Media Iftar 2021

On Tuesday the 11th of May the Melbourne Press Club and the Australian Intercultural Society co-hosted their second Media Iftar dinner at the Graduate House which, sparked a very important conversation between members of Australian media and members of the general public.

The evening was co MC’d by the experienced media professional, anchor, and filmmaker, George Donikian. The Melbourne Press Club CEO Cathy Bryson and AIS’ Executive Director Ahmet Keskin opened the program and welcomed guests.

The iftar dinner featured Dr Nasya Bahfen, senior lecturer at Latrobe University, Steve Carey, partner at Newsflash Media, Christina Zhou, journalist at the ABC as part of an insightful and thought provoking panel discussion titled ‘Examining the unexamined assumptions made in the production and coverage of news’

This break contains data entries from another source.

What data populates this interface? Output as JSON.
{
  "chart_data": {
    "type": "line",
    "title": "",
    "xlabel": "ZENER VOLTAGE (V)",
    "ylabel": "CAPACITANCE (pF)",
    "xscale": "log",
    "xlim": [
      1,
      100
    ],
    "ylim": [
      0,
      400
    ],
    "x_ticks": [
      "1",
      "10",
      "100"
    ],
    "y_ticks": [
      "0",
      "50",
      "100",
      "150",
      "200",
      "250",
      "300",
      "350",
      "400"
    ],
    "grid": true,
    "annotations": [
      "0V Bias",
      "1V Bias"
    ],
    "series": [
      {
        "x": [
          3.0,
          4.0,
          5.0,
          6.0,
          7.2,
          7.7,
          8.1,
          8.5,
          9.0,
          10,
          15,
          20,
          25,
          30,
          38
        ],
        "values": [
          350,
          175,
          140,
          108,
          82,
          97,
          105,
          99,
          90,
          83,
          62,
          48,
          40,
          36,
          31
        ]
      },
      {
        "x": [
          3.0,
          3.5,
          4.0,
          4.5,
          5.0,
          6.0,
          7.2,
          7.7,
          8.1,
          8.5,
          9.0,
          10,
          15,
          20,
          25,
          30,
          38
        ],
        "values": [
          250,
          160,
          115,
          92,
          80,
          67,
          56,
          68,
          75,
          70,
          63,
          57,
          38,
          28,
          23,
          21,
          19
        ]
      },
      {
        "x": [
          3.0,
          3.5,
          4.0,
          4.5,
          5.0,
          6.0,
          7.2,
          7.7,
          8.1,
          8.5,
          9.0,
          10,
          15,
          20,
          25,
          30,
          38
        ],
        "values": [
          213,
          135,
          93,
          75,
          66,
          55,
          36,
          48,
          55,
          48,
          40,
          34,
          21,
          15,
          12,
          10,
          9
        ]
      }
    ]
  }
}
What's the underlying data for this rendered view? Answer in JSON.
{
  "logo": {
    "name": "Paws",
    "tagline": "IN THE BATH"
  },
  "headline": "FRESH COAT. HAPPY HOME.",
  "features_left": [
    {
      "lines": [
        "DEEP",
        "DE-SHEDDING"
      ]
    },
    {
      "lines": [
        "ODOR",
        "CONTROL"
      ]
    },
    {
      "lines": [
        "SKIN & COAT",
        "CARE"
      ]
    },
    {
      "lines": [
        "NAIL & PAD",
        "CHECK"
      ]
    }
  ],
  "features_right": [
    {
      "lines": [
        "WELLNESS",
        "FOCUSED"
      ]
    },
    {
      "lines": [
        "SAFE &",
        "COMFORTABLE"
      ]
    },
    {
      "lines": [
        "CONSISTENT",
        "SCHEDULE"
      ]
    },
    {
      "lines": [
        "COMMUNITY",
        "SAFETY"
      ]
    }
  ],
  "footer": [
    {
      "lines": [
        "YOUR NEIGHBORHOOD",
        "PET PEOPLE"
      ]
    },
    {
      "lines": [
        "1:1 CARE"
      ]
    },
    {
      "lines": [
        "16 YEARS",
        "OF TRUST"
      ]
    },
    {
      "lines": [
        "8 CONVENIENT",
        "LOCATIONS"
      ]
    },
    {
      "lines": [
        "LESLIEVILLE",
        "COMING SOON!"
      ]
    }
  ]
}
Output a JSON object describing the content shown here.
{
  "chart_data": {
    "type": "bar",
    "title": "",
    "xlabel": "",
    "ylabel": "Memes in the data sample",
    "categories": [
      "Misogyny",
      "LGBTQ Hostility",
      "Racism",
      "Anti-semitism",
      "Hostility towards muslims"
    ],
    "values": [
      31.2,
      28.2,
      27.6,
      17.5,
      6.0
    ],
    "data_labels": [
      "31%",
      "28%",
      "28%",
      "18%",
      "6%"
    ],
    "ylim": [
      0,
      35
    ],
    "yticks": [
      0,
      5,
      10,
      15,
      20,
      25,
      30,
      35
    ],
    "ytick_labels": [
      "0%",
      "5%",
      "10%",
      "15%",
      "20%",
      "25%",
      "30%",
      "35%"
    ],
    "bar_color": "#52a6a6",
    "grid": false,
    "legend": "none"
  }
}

During the panel discussion, Dr Bahfen remarked the newsroom is dynamic and under pressure to release stories as soon as it happens. However, she did stress it’s always important to be factually correct than to rush a story riddled with inaccuracies. She added news production is heading in the right direction with digital news and podcasts allowing journalists to expand and unpack the issues to provide more clarity around detail.

Christiana shared her experience working in what is possibly ABC’s most diverse newsroom with almost half of the staff from a culturally and linguistically diverse background. She highlighted the benefits of having colleagues to reach out to for context, veracity of information or check the local media of a developing story. Having the ability to have someone with richer cultural understandings or lived experience review stories before publishing allowing for more accurate stories.

Steve described how the newsroom is evolving today whereas when he was in the commercial news media organisations, they were predominantly white men. Gender equality has come through the years as a natural progression but more can be done to include cultural diversity in the media by having young people from a CALD background knock down the doors and present themselves as a professional journalist like the next person.

The panel continued with incredibly some great questions from the audience members regarding current laws in Australia to protect journalist and the need for a new news channel that meets the needs of the younger first and generation migrants.

There were reflections offered from the floor and they pointed to the need to have a multicultural media workforce to reflect the multicultural society we live in and the importance for those vying to carve a career in the media to be treated with respect and look beyond their stereotypes.